What is Inversion of Control?
  • hollywood principle - don't call me, I'll call you
  • framework calls your code, not the reverse
What is Dependency Injection?
  • specialization of Inversion of Control
  • container injects dependencies into object instances using java methods
  • a.k.a. push configuration -- object gets configuration, doesn't know where it came from
  • decouples object from configuration from environment. Values get pushed in at runtime, so it is easy to run object in test or prod.
Why is Dependency Injection different?
  • configuration requires no container API
  • can use existing code that has no knowledge of container
  • your code can evolve independently of container code
  • easy to unit test (no JNDI stub, or properties files to monkey around with)

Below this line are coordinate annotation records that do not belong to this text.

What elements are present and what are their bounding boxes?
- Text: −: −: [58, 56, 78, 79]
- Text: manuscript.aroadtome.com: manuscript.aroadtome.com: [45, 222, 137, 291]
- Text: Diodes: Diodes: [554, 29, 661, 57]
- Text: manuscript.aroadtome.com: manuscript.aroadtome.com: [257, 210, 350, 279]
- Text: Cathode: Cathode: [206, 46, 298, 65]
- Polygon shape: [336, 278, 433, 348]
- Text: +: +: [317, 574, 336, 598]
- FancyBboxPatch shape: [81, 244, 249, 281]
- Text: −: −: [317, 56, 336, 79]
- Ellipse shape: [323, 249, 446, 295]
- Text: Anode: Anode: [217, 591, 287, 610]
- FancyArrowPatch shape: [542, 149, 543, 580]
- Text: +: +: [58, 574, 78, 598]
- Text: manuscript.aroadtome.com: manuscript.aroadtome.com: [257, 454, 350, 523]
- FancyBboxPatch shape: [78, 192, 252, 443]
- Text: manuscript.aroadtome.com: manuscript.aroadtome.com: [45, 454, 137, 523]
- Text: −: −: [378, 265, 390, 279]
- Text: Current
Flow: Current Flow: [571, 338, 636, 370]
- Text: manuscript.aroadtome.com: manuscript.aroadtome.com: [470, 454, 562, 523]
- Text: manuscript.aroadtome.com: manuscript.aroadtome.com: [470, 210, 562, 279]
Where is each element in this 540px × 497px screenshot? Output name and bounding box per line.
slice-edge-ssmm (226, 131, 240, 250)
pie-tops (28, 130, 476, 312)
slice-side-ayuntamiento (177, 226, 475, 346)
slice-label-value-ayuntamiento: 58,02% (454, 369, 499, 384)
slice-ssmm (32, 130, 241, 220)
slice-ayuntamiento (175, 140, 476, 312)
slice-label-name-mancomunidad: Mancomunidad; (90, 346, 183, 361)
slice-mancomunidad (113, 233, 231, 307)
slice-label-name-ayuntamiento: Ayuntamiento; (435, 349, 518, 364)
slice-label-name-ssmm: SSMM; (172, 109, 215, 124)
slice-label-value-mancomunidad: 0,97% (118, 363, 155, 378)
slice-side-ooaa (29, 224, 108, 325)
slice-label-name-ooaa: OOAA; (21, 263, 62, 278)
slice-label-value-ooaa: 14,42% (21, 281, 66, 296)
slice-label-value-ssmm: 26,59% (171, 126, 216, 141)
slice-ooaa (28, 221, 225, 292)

  • code is self-documenting
Advanced Dependency Injection:
  • shared instance, pooling
  • lifecycle tied to container objects
  • maps, sets, other complex types
  • type conversion with property editors
  • instantiation via factory methods
  • FactoryBean adds level of indirection; configured by framework, and returns objects based upon that configuration.
What is AOP?
  • paradigm for modularizing cross-cutting code (code that would otherwise be scattered across multiple places)
  • think about interception
  • callers invoke proxy, chain of interceptors decorate that call with additional functionality, callee finally invoked, and return passes back through chain
  • idea for transaction management and security
  • enabling technology, for defining own services, and applying them to POJOs.
Incremental AOP
  • think of it as a generic way similar to how EJB implemented
  • can be implemented with dynamic proxies
DI + AOP delivers POJO ideal
  • configure objects w/o invasive API
Spring Framework
  • OSS project, apache 2 license
  • Aims:
    • simplify J2EE development
    • provide a comprehensive solution to developing applications built on POJOs.
    • aims to address all sorts of applications, large banking, or small in-house
  • easy to work with JDBC, Hibernated, transaction management, etc.
  • consistency makes Spring more than sum of its parts.
  • don't need to deploy, can all run from within IDE if desired.